U.S. Army General Norman Schwarzkopf is just one of many military men to become an American folk hero.
Time was when "Stormin' Norman," aka "Bear," was a household name. But that was more than 20 years ago.
Now many Americans probably don't remember or never knew of Schwarzkopf's imposing figure or the powerful impression he made on his troops as well as everyday Americans when he led a coalition of armies from 30 countries to drive Iraq from Kuwait.
But Gen. Schwarzkopf, who died last week at 78, was an inspiring military leader who served his country faithfully for decades.
He joined the army after graduating from West Point in 1956 and served in a variety of capacities, including the teaching of missile engeering at the Point, during his long service.
A Vietnam War veteran and a much-decorated combat veteran, Schwarzkopf moved up the ranks and proved to be the right man at the right time in 1991, when Iraqi dictator Saddam Hussein invaded Kuwait.
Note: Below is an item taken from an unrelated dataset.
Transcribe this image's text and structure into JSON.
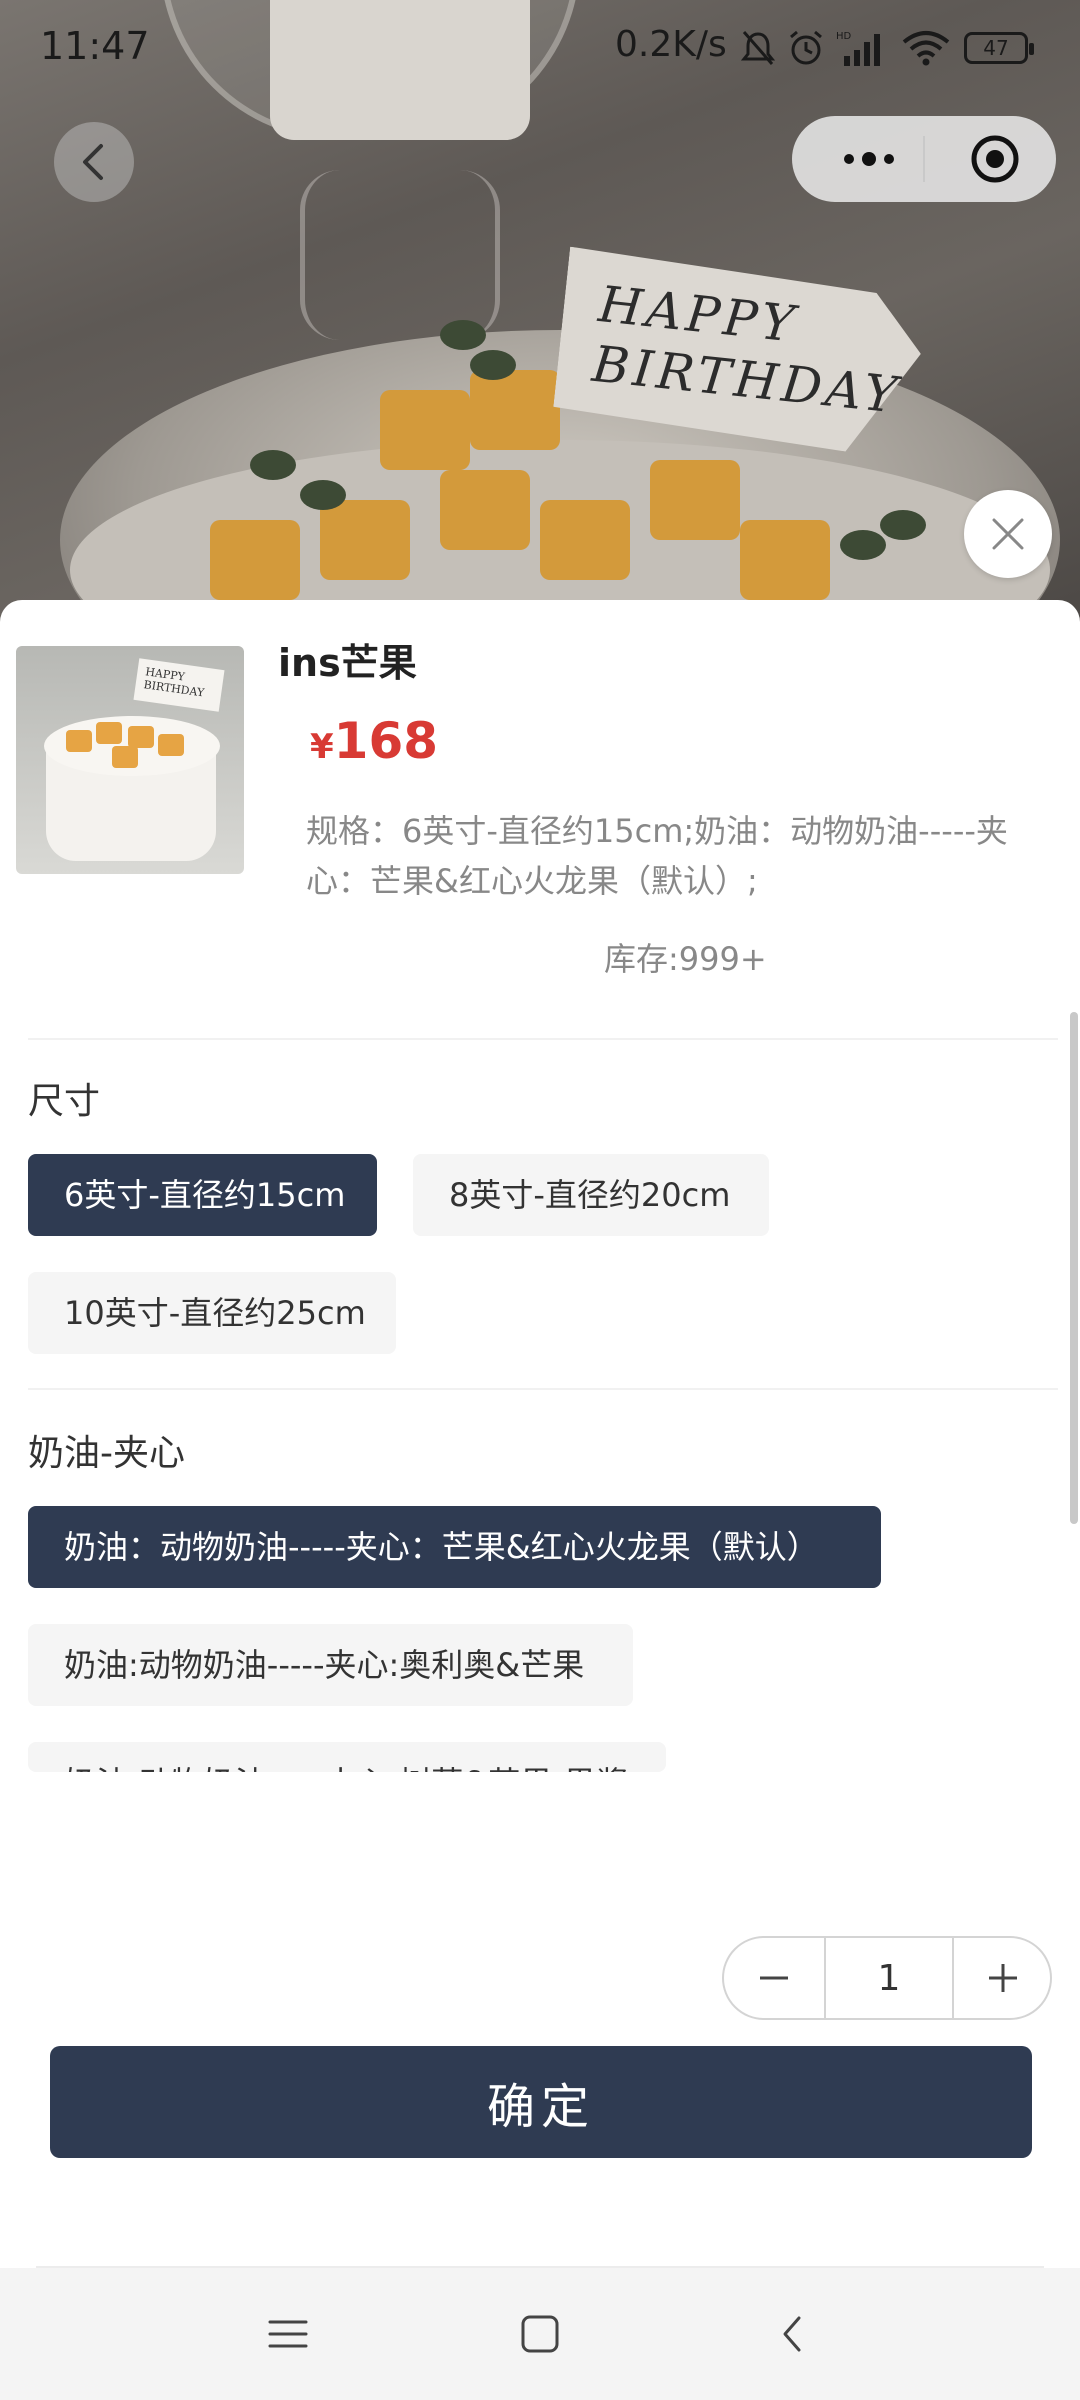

President Bush vowed that Hussein's invasion "will not stand," leaving the details of the removal to top ranking officers including Gens. Colin Powell and Schwarzkopf.
Under Schwarzkopf's command, the U.S.-led coalition swept Iraq out of Kuwait in record time, delivering a punishing defeat to outmanned Iraqi soldiers.
That military campaign made a hero out of Schwarzkopf, who later wrote a best-selling memoir. But he kept a mostly low-profile following his retirement, living quietly in Tampa, Fla.
Military leaders come and go, some leaving a bigger footprint than others because of the times in which they served. Schwarzkopf served in momentous times and did so with honor and skill.